Swan Er Hong hatte sich, kurz bevor sie abhob, im Sitz neben Wahram angeschnallt, und entschuldigend das Gesicht verzogen, um sich für ihre unvermeidliche Verspätung zu entschuldigen. Jetzt beugte sie sich zu ihm hinüber, um aus dem kleinen Fenster auf die rasch zurückfallende Kraterlandschaft ihrer Heimatwelt zu schauen. Schnell verwandelte sich das Land von einer Ebene zu einer Kugel, die aus einer dünnen, in Sonnenlicht gebadeten Sichel und einer geschwollenen schwarzen Nachtseite bestand. Der Merkur war ein interessanter Ort, aber Wahram hatte nichts dagegen, ihn zu verlassen. Obwohl die Einheimischen sich alle Mühe gaben, sie mit Kunst etwas reizvoller zu gestalten, war seine Oberfläche eine verkohlte Schlackewüste. Und wenn er ehrlich war, hatte ihn während seines Aufenthalts in dieser erstaunlichen fahrenden Stadt das plötzliche Aufblitzen auf westlich gelegenen Erhebungen immer wieder an die Sonne erinnert, die sie unerbittlich verfolgte und ständig kurz davor stand, den Horizont zu zerfetzen und alles in Schutt und Asche zu legen.

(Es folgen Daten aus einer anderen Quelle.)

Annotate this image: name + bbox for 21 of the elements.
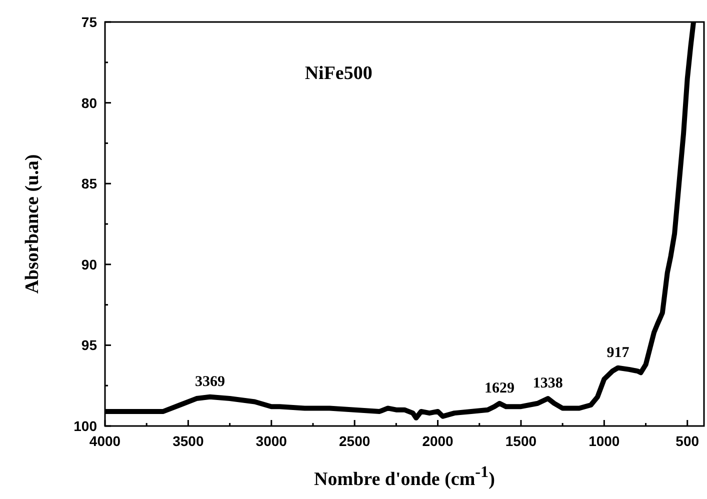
x-tick-label: 4000 [89, 433, 121, 449]
annotation: 1338 [532, 376, 563, 392]
y-axis-title: Absorbance (u.a) [22, 154, 43, 294]
x-tick-label: 1000 [588, 433, 620, 449]
x-tick-label: 2000 [422, 433, 454, 449]
x-tick-label: 3500 [172, 433, 204, 449]
text: NiFe500 [304, 63, 372, 84]
y-tick-label: 90 [81, 256, 98, 272]
y-tick-label: 75 [81, 14, 98, 30]
x-axis-title: Nombre d'onde (cm$^{-1}$) [314, 464, 495, 490]
y-tick-label: 80 [81, 94, 98, 111]
x-tick-label: 500 [676, 433, 700, 449]
y-tick-label: 85 [81, 176, 98, 192]
x-tick-label: 1500 [505, 433, 537, 449]
y-tick-label: 95 [81, 337, 98, 354]
annotation: 917 [606, 344, 630, 361]
x-tick-label: 3000 [256, 433, 288, 449]
x-tick-label: 2500 [339, 433, 370, 449]
annotation: 1629 [484, 380, 515, 396]
y-tick-label: 100 [74, 418, 98, 434]
annotation: 3369 [194, 374, 225, 390]
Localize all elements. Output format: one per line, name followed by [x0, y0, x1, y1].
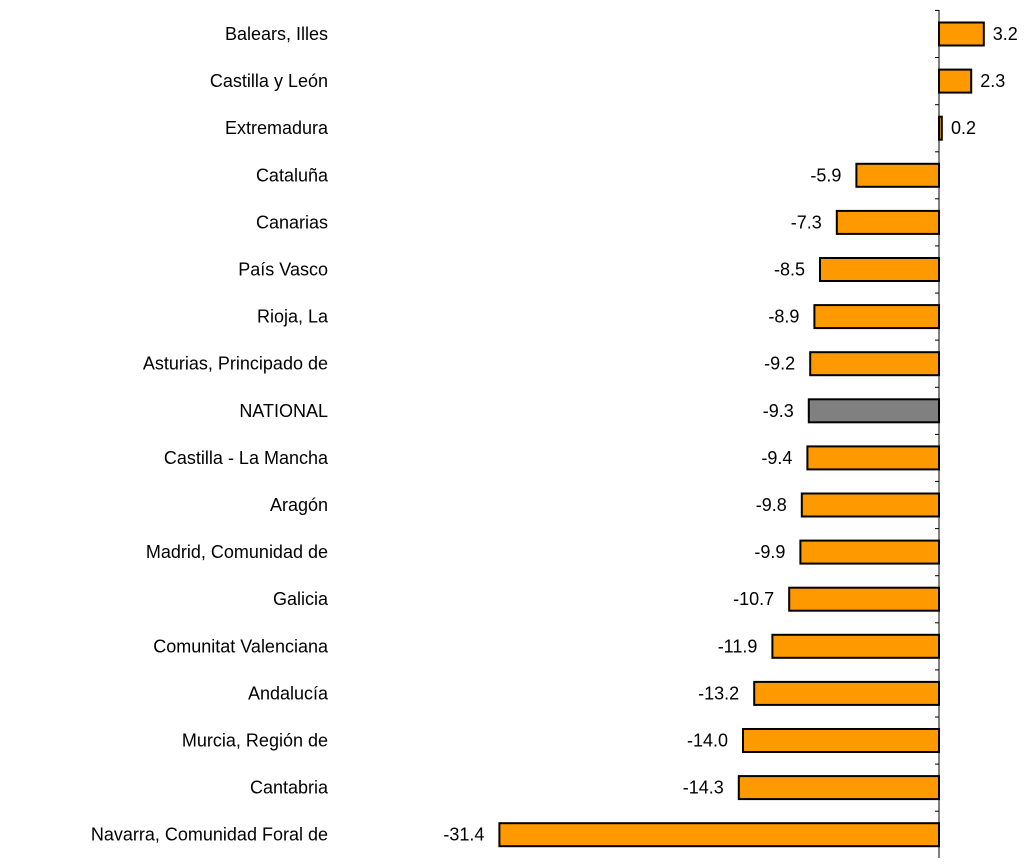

Ihre Fähre war zum Terrarium Alfred Wegener unterwegs, das sich so schnell bewegte, dass sie eine weitere Beschleunigungsphase bei 3 g durchlaufen mussten, um es einzuholen. Währenddessen stellte Wahram seinen Sitz zum Bett um und ließ die Andruckkräfte über sich ergehen wie alle anderen auch. Gegenüber stöhnte Swan und krümmte sich auf ihrer Liege zusammen. Wahram zwang sich, nicht an die Studien über die Auswirkungen von G-Kräften auf das menschliche Gehirn nachzudenken – dieses empfindliche Organ, das ungepolstert in seinem harten Gefängnis lag. Dann fing das Wegener-Terrarium sie ein, zog sie an sich und gab ihnen noch einen weiteren Schub, als wollte es ihn an seine Sorgen erinnern.
Anschließend mussten Wahram und die anderen Passagiere sich in der plötzlichen Schwerelosigkeit zurechtfinden und sich von der Fähre ins Dock des Terrariums hangeln, schließlich ging es durch den Flaschenhals und eine breite, gepolsterte Treppe zum Zylinderboden hinunter.